A fine-art photographer for more than 20 years who teaches at Maryland Institute College of Art, Phillips says he had often shot series of photographs with one theme, but until the late 1990s he had never tried to do a book. The idea for Veils emerged from a series of photos of cigar smokers.

McGreal wrote the story involving an English woman fascinated by a 19th-century Middle Eastern harem.

Using storyboards sketched by an artist, the artists shot actors in the studio, then placed them in a variety of backgrounds, some created by graphics software, others shot around town, and still others from 19th-century paintings that were scanned and manipulated with Photoshop. A similar process produced I, Paparazzi and the Poe project.

"People will look at this shot [of Poe on a hill] and say, 'Where did you take it?'" says Parke, 38, who has painstakingly worked over each image in the book. "Well, it was shot in a lot of places."

For one panel in the current project, actor Damon Norko (Poe) was photographed against a mottled tan wall in Phillips' studio. Parke then placed the actor's image on a composite shot of Federal Hill created from an old photo of Baltimore and a contemporary picture in which Parke erased the tall buildings. Park also added grass to the hill, along with a tree and leaves.

Look closely at the finished book and you'll catch glimpses of the Washington Monument, Church Home Hospital and other locations around the city.

The Poe project is the artists' first all-digital effort. Phillips, 44, shot I, Paparazzi conventionally with a Canon EOS-1 film camera. He had to be persuaded to shoot Poe with a digital camera.

"I love the darkroom," he says, but when he saw the quality of the digital images and realized how quickly he could review them and avoid reshoots, he was sold.

Parke brings to the partnership years of experience as a traditional and graphic artist in the music industry. For years, he was a one-man art department for the musician Prince, producing everything from album covers to posters to the designs on the singer's guitars. Other clients included David Bowie and Chaka Khan.

He edits images in his Canton loft, which is filled with hundreds of models from the movies, comic books and other media. For the cover of Ivan Neville's recent Saturday Morning Music album, he composited images he shot of a bacon-and-egg breakfast with those of a piano in his basement.
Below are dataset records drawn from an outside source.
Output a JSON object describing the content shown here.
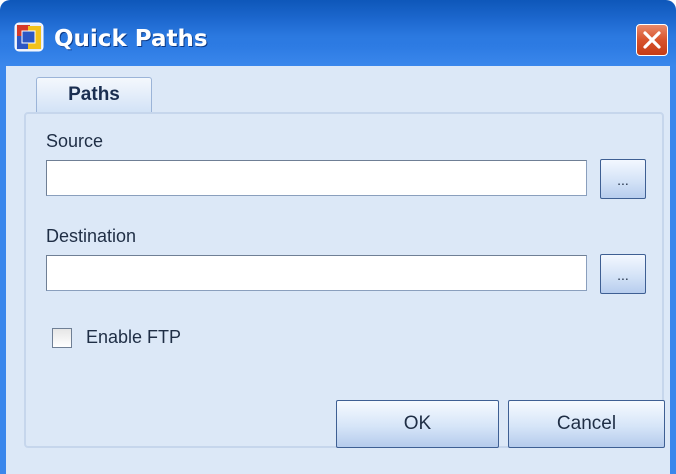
{
  "window": {
    "title": "Quick Paths",
    "titlebar_color": "#2d7be3",
    "close_button_color": "#d8532c",
    "app_icon": "app-icon",
    "close_icon": "close-icon"
  },
  "tabs": [
    {
      "label": "Paths",
      "selected": true
    }
  ],
  "source": {
    "label": "Source",
    "value": "",
    "browse_label": "..."
  },
  "destination": {
    "label": "Destination",
    "value": "",
    "browse_label": "..."
  },
  "ftp": {
    "label": "Enable FTP",
    "checked": false
  },
  "buttons": {
    "ok": "OK",
    "cancel": "Cancel"
  }
}
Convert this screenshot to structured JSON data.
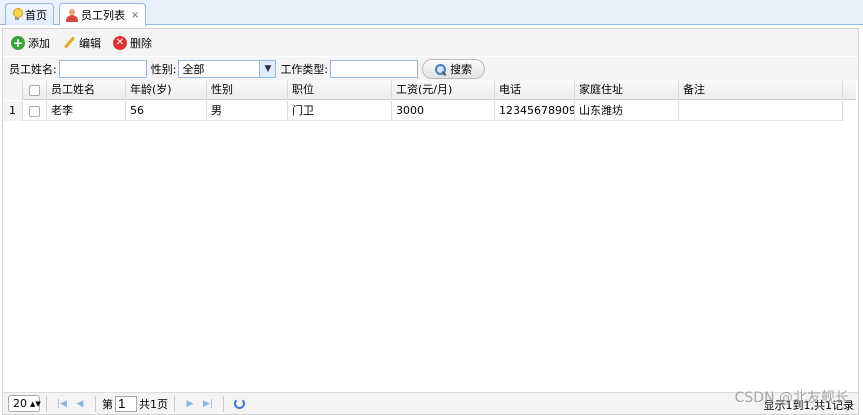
{
  "tabs": [
    {
      "label": "首页",
      "icon": "bulb-icon"
    },
    {
      "label": "员工列表",
      "icon": "user-icon",
      "close": "×"
    }
  ],
  "toolbar": {
    "add": "添加",
    "edit": "编辑",
    "delete": "删除"
  },
  "search": {
    "name_label": "员工姓名:",
    "name_value": "",
    "gender_label": "性别:",
    "gender_value": "全部",
    "type_label": "工作类型:",
    "type_value": "",
    "button": "搜索"
  },
  "grid": {
    "columns": [
      "员工姓名",
      "年龄(岁)",
      "性别",
      "职位",
      "工资(元/月)",
      "电话",
      "家庭住址",
      "备注"
    ],
    "rows": [
      {
        "num": "1",
        "cells": [
          "老李",
          "56",
          "男",
          "门卫",
          "3000",
          "12345678909",
          "山东潍坊",
          ""
        ]
      }
    ]
  },
  "pager": {
    "page_size": "20",
    "page_prefix": "第",
    "page_value": "1",
    "page_total": "共1页",
    "info": "显示1到1,共1记录"
  },
  "watermark": "CSDN @北友舰长"
}
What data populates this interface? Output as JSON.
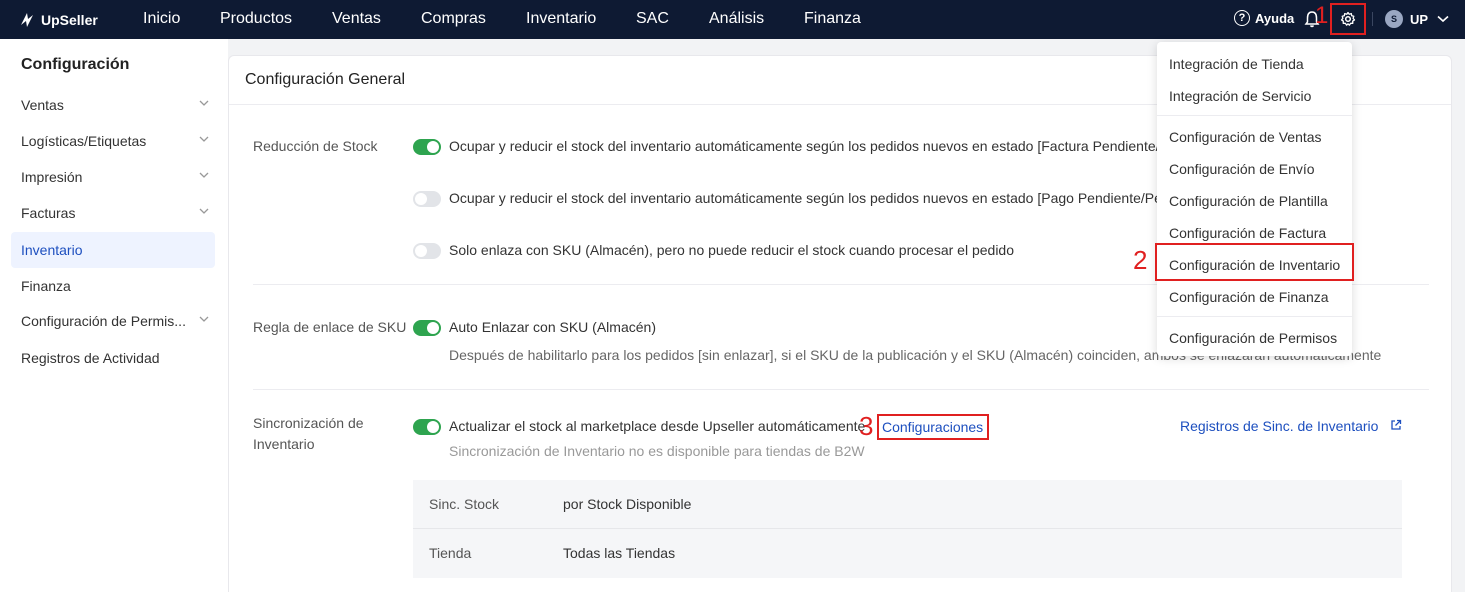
{
  "brand": {
    "name": "UpSeller"
  },
  "nav": [
    "Inicio",
    "Productos",
    "Ventas",
    "Compras",
    "Inventario",
    "SAC",
    "Análisis",
    "Finanza"
  ],
  "topright": {
    "help": "Ayuda",
    "user": "UP",
    "user_badge": "S"
  },
  "annotations": {
    "step1": "1",
    "step2": "2",
    "step3": "3"
  },
  "sidebar": {
    "title": "Configuración",
    "items": [
      {
        "label": "Ventas",
        "expandable": true
      },
      {
        "label": "Logísticas/Etiquetas",
        "expandable": true
      },
      {
        "label": "Impresión",
        "expandable": true
      },
      {
        "label": "Facturas",
        "expandable": true
      },
      {
        "label": "Inventario",
        "active": true
      },
      {
        "label": "Finanza"
      },
      {
        "label": "Configuración de Permis...",
        "expandable": true
      },
      {
        "label": "Registros de Actividad"
      }
    ]
  },
  "main": {
    "title": "Configuración General",
    "stock_reduction": {
      "label": "Reducción de Stock",
      "options": [
        {
          "text": "Ocupar y reducir el stock del inventario automáticamente según los pedidos nuevos en estado [Factura Pendiente/",
          "on": true
        },
        {
          "text": "Ocupar y reducir el stock del inventario automáticamente según los pedidos nuevos en estado [Pago Pendiente/Pe",
          "on": false
        },
        {
          "text": "Solo enlaza con SKU (Almacén), pero no puede reducir el stock cuando procesar el pedido",
          "on": false
        }
      ]
    },
    "sku_link": {
      "label": "Regla de enlace de SKU",
      "option": "Auto Enlazar con SKU (Almacén)",
      "hint": "Después de habilitarlo para los pedidos [sin enlazar], si el SKU de la publicación y el SKU (Almacén) coinciden, ambos se enlazarán automáticamente"
    },
    "sync": {
      "label_line1": "Sincronización de",
      "label_line2": "Inventario",
      "option": "Actualizar el stock al marketplace desde Upseller automáticamente",
      "config_link": "Configuraciones",
      "records_link": "Registros de Sinc. de Inventario",
      "hint": "Sincronización de Inventario no es disponible para tiendas de B2W",
      "table": [
        {
          "label": "Sinc. Stock",
          "value": "por Stock Disponible"
        },
        {
          "label": "Tienda",
          "value": "Todas las Tiendas"
        }
      ]
    }
  },
  "settings_menu": {
    "group1": [
      "Integración de Tienda",
      "Integración de Servicio"
    ],
    "group2": [
      "Configuración de Ventas",
      "Configuración de Envío",
      "Configuración de Plantilla",
      "Configuración de Factura",
      "Configuración de Inventario",
      "Configuración de Finanza"
    ],
    "group3": [
      "Configuración de Permisos"
    ]
  }
}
Soon, Parke will finish the artwork so that graphic artist Susan Mangan can put in the type.

Parke says many people have praised the photographic style of the new graphic novels, while others don't get the innovation.

For example, Parke used toy helicopters and a photograph of a cityscape for one composite picture that would have cost hundreds of thousands of dollars to shoot on location. Unfortunately, it looked too real.

"We sent this in to an illustration contest and they said they didn't see the illustration in it," he recalls.

Obviously, the judges didn't get what the two were doing. "But you know, it was kind of a backhanded compliment," Parke says.

Phillips' and Parke's work appears at www.imagecarnival.com.